While IBM offers a lot of potential beyond mainstream video analytics, genuine costs and trade offs do exist. You will need to determine that IBM's added abilities are more than enough to offset the cost and complexity that the solution adds.
Risks of Complex Analytics Not Working
Because numerous alternatives exist for video analytics and IBM's architecture is more expensive, IBM must differentiate itself by offering more powerful analytics that cannot be matched by competitors. I am not sure ultimately what those solutions are. IBM's publicly available information is shallow but from demos and industry articles, it appears solutions will including searching for similar license plates, objects, people, etc over large sets of cameras.
The challenge here is: How Well Can They Make it Work?
This is not a slight against IBM, this is a recognition of the complexity of the problem video analytics represent in today's world. Making video analytics work well in a variety of environmental conditions for a single camera is hard enough. Making it work well across numerous cameras and for more subtle characteristics is very challenging.
When you perform video analytics across large camera sets and large time frames, small errors can be enormously magnified. Often people like to talk about finding the little girl lost in the mall (see a video demo by another vendor of this). Because of differences in angles, lighting and the inherent imperfection of the analytic itself, such searches can return vast number of false matches and miss any number of correct matches.

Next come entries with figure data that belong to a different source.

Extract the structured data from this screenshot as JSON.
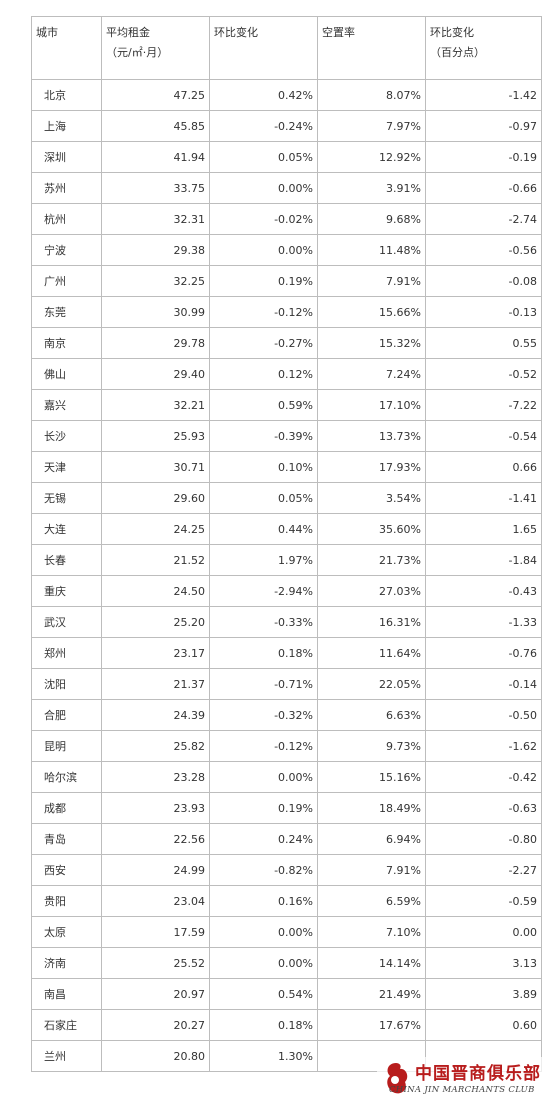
{
  "table": {
    "headers": [
      {
        "line1": "城市",
        "line2": ""
      },
      {
        "line1": "平均租金",
        "line2": "（元/㎡·月）"
      },
      {
        "line1": "环比变化",
        "line2": ""
      },
      {
        "line1": "空置率",
        "line2": ""
      },
      {
        "line1": "环比变化",
        "line2": "（百分点）"
      }
    ],
    "rows": [
      [
        "北京",
        "47.25",
        "0.42%",
        "8.07%",
        "-1.42"
      ],
      [
        "上海",
        "45.85",
        "-0.24%",
        "7.97%",
        "-0.97"
      ],
      [
        "深圳",
        "41.94",
        "0.05%",
        "12.92%",
        "-0.19"
      ],
      [
        "苏州",
        "33.75",
        "0.00%",
        "3.91%",
        "-0.66"
      ],
      [
        "杭州",
        "32.31",
        "-0.02%",
        "9.68%",
        "-2.74"
      ],
      [
        "宁波",
        "29.38",
        "0.00%",
        "11.48%",
        "-0.56"
      ],
      [
        "广州",
        "32.25",
        "0.19%",
        "7.91%",
        "-0.08"
      ],
      [
        "东莞",
        "30.99",
        "-0.12%",
        "15.66%",
        "-0.13"
      ],
      [
        "南京",
        "29.78",
        "-0.27%",
        "15.32%",
        "0.55"
      ],
      [
        "佛山",
        "29.40",
        "0.12%",
        "7.24%",
        "-0.52"
      ],
      [
        "嘉兴",
        "32.21",
        "0.59%",
        "17.10%",
        "-7.22"
      ],
      [
        "长沙",
        "25.93",
        "-0.39%",
        "13.73%",
        "-0.54"
      ],
      [
        "天津",
        "30.71",
        "0.10%",
        "17.93%",
        "0.66"
      ],
      [
        "无锡",
        "29.60",
        "0.05%",
        "3.54%",
        "-1.41"
      ],
      [
        "大连",
        "24.25",
        "0.44%",
        "35.60%",
        "1.65"
      ],
      [
        "长春",
        "21.52",
        "1.97%",
        "21.73%",
        "-1.84"
      ],
      [
        "重庆",
        "24.50",
        "-2.94%",
        "27.03%",
        "-0.43"
      ],
      [
        "武汉",
        "25.20",
        "-0.33%",
        "16.31%",
        "-1.33"
      ],
      [
        "郑州",
        "23.17",
        "0.18%",
        "11.64%",
        "-0.76"
      ],
      [
        "沈阳",
        "21.37",
        "-0.71%",
        "22.05%",
        "-0.14"
      ],
      [
        "合肥",
        "24.39",
        "-0.32%",
        "6.63%",
        "-0.50"
      ],
      [
        "昆明",
        "25.82",
        "-0.12%",
        "9.73%",
        "-1.62"
      ],
      [
        "哈尔滨",
        "23.28",
        "0.00%",
        "15.16%",
        "-0.42"
      ],
      [
        "成都",
        "23.93",
        "0.19%",
        "18.49%",
        "-0.63"
      ],
      [
        "青岛",
        "22.56",
        "0.24%",
        "6.94%",
        "-0.80"
      ],
      [
        "西安",
        "24.99",
        "-0.82%",
        "7.91%",
        "-2.27"
      ],
      [
        "贵阳",
        "23.04",
        "0.16%",
        "6.59%",
        "-0.59"
      ],
      [
        "太原",
        "17.59",
        "0.00%",
        "7.10%",
        "0.00"
      ],
      [
        "济南",
        "25.52",
        "0.00%",
        "14.14%",
        "3.13"
      ],
      [
        "南昌",
        "20.97",
        "0.54%",
        "21.49%",
        "3.89"
      ],
      [
        "石家庄",
        "20.27",
        "0.18%",
        "17.67%",
        "0.60"
      ],
      [
        "兰州",
        "20.80",
        "1.30%",
        "",
        ""
      ]
    ]
  },
  "watermark": {
    "name_cn": "中国晋商俱乐部",
    "name_en": "CHINA JIN MARCHANTS CLUB",
    "color": "#b81c1c"
  }
}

I clearly do not know how well IBM can make their analytics work. I would not be surprised if IBM's engineers are still trying to figure this out themselves, not because they do not know what they are doing but because some of these aspects are research issues that have never been fully deployed in production. As such, customers should be very careful to understand the risks involved.
Potential for Mainstream Analytic Systems to Improve
The final factor that should be considered is that mainstream video analytic systems can move upwards over time. While there are certainly limitations and constrains in how well these systems can get, as analytics improve, they will certainly look to employ those improvements. This will continuously put pressure on IBM to push the limit of analytics to establish differentiation.
Unless you have extremely pressing security demands, you likely can upgrade and enhance your mainstream video management system over time. While I certainly think you will be sacrificing some benefits that IBM can offer, given the cost and complexity differential, this may be good enough for now.
IBM's offering is truly innovative and aims at solving crucial security problems at an unmatched level of sophistication. For this, IBM deserves respect and recognition. Nevertheless, I think customers will find it difficult to choose IBM as simpler, cheaper solutions will be attractive on the low end and the risk of analytic performance will constrain on the high end. For very large deployments with complex security needs, IBM should be seriously considered. In all cases, caution should be used in evaluating this choice.